The interrogators exchanged a veiled glance.
“There is some new information,” the first interrogator offered carefully after a moment.
The third interrogator, who hadn’t uttered a word in hours of questioning, coughed gently at this—a sound that spoke volumes.
“Pinard!” General le Breton roared again. “I’ll see you in my office at 08:00 tomorrow. Tu peux disposer!”
“Je peut disposer à vos ordres, mon general!” Pinard drew himself up and saluted the loudspeaker. Feeling foolish for this, he exited and found Legionnaire Szbeszdogy slumped dismally on the hard bench across the corridor. The Hungarian was reading an ancient issue of Pif Gadget, its childish colors faded and yellow, extracted from the dusty heap of old newspapers and magazines on the floor. Many Legionnaires had lingered there for many years, their fate in the hands of the gestapo; each had added something to this disorderly pile. Sbeszdogy looked up from the cartoon antics of Pif and Hercule with a grimace of pain. The flying metal at the guelb had broken two ribs and badly bruised a lung. Only in the last couple of days had he been able to summon sufficient breath to resume practice on his French horn.

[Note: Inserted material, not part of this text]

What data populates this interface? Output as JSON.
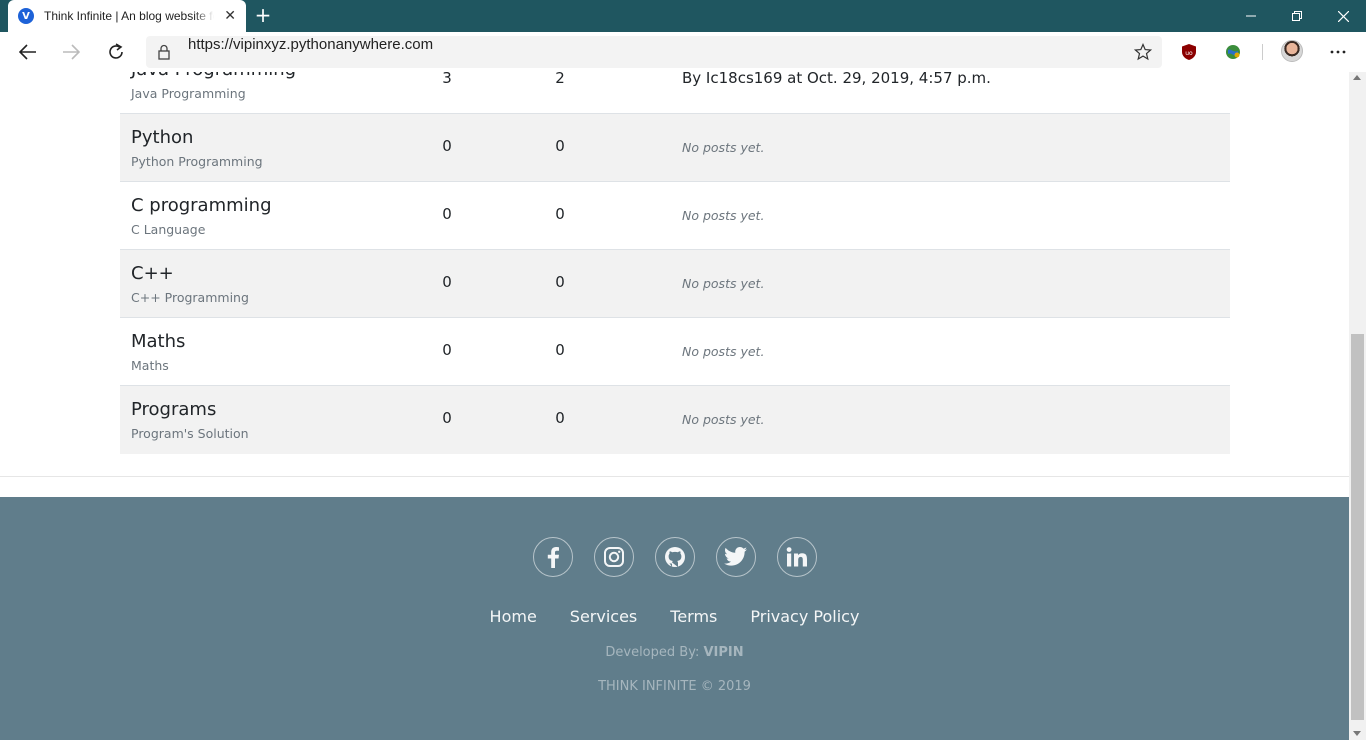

“How did it go in there?” he said in a low voice.
“The gestapo loves a scapegoat,” Pinard said. “And you’re next.”
“I’m ready.” Szbeszdogy nodded. This was false bravado. “Listen, I’ve written something, a piece of music in memory of Caporal Keh. I want you to take a look—”
He pulled a crumpled sheaf of papers scrawled over with musical notations from somewhere and held it out. Pinard only shook his head and put on his kepi and went out into the rain to have a mournful smoke alone.
The Hungarian watched him go, thinking, Je suis enculé. He dropped Pif Gadget back onto the pile and picked up another magazine, but with a shudder of disgust flung this one aside.
It was Képi Blanc, the Legion’s equivalent of Stars and Stripes, full of cheerfully fake news and PR nuggets dreamed up by advertising consultants hired by the top brass. Its chipper articles, copiously illustrated, did not mention the abusive discipline and brutal assaults perpetrated by one comrade upon another; the stealing so bad, every item of value in the noncommissioned barracks had to be kept locked in a safe. It said nothing about the drunkenness and drug abuse and stupidity; nothing about the madness of le cafard, a kind of fatal boredom caused by the isolation of remote posts and the endless repetition of tasks both pointless and painful; nothing about the sheer sketch of it all, about the Legion deployed with antiquated weaponry, undersupplied and outmanned as they were now in Afghanistan, as they’d been in Bosnia and Desert Storm and on every battlefield from Algeria to Tonkin since 1830. And nothing, not a word, about the whores.
3.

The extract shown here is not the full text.